Вы мне не поверите, любезный читатель, но на следующий день состоялась эта немыслимая, эта глупейшая дуэль, ибо при всем своем застенчивом простодушии Иван Петрович имел твердость характера необыкновенную, и сила внезапного, острого чувства сейчас диктовала его поведенье.
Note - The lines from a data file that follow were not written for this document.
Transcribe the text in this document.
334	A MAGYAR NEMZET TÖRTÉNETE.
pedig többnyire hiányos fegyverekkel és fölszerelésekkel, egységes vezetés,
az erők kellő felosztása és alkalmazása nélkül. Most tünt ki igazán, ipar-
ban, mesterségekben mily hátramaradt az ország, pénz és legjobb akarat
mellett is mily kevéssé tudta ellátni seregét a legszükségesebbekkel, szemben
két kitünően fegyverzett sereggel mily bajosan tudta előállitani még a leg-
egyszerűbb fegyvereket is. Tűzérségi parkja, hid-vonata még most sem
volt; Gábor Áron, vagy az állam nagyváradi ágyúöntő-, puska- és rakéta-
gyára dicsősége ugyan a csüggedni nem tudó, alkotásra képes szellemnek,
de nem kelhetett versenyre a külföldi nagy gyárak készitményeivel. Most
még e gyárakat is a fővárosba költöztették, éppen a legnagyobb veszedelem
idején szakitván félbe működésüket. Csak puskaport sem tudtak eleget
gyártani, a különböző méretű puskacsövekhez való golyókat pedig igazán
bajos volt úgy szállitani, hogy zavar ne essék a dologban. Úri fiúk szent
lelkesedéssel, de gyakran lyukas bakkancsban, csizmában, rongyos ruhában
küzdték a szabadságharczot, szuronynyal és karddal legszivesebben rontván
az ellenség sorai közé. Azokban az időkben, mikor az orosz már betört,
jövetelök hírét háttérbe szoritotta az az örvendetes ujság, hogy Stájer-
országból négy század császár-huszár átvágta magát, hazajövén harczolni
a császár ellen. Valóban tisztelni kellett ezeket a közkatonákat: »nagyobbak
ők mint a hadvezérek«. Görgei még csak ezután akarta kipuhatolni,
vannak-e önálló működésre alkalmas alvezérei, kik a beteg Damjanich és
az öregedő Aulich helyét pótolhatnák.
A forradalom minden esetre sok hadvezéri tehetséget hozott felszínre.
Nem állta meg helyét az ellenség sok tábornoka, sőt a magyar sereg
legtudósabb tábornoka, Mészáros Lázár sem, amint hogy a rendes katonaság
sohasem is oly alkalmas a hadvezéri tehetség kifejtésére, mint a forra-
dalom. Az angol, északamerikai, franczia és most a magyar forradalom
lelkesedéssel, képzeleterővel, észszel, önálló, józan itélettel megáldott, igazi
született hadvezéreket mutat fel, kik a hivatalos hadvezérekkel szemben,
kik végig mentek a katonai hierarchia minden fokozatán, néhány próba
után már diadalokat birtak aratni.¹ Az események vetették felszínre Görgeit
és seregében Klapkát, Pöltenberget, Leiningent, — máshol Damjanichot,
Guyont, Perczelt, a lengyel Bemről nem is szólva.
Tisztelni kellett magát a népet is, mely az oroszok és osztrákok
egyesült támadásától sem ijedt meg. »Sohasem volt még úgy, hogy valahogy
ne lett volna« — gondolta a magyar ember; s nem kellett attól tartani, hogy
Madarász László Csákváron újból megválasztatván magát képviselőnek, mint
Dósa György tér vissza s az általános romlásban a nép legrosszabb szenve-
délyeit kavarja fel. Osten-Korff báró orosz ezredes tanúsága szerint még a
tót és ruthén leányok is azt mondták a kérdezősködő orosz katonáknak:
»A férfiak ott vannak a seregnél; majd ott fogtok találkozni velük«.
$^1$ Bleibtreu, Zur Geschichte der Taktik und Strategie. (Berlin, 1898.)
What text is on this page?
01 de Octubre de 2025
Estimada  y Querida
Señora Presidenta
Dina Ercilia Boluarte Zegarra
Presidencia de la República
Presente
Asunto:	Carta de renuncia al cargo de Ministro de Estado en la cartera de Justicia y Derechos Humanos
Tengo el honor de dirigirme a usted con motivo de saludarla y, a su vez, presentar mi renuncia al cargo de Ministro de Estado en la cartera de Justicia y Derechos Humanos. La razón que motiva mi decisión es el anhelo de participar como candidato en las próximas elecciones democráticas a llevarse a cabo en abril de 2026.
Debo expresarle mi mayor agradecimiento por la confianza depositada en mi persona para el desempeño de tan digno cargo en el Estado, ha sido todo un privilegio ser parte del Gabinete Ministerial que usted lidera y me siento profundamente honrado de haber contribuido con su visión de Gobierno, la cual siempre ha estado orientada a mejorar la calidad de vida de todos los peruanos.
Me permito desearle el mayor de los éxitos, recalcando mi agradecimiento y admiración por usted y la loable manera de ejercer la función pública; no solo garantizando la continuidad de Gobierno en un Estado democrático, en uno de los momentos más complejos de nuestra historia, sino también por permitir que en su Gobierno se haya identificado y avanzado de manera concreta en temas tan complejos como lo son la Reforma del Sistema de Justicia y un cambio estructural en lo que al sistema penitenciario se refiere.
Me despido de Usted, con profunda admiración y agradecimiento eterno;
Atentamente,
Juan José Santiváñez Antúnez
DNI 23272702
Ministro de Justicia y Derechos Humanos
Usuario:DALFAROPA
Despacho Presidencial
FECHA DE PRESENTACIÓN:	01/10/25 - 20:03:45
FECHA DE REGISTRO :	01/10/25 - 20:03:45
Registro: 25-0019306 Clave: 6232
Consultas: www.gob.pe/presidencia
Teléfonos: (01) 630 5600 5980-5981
Мещерский едва не плакал от отчаяния, понявши, что этот цветущий дурак отнюдь не шутил и что нужно стреляться, и, может быть, этот цветущий дурак сейчас ненароком лишит его жизни.

Поскольку вся ссора случилась стремительно, стрелялись они вовсе без секундантов, исключительно на честное слово, неподалеку от Дьякова городища, места, известного своею глушью и всякими темными штуками. Квартального там и не встретишь, а местные люди, кривые и дикие, сидят по домам, как по норам. Перед самым началом дуэли Мещерский всхлипнул, не выдержав, и, доставши из кармана шинели немного подгнившую грушу, вдруг с жадностью сгрыз ее, словно волчонок. Совсем сдали нервы. Вот эта подгнившая бледная груша спасла положенье. Доброе сердце Ивана Петровича моментально размякло, почувствовав, до чего не хочется умирать его щеголеватому приятелю, который и в грушу-то вгрызся, как будто вся сладость повисшей на ниточке жизни была в этой груше. Пользуясь отсутствием свидетелей, они обнялись горячо и смочили слезами взаимными юные лица.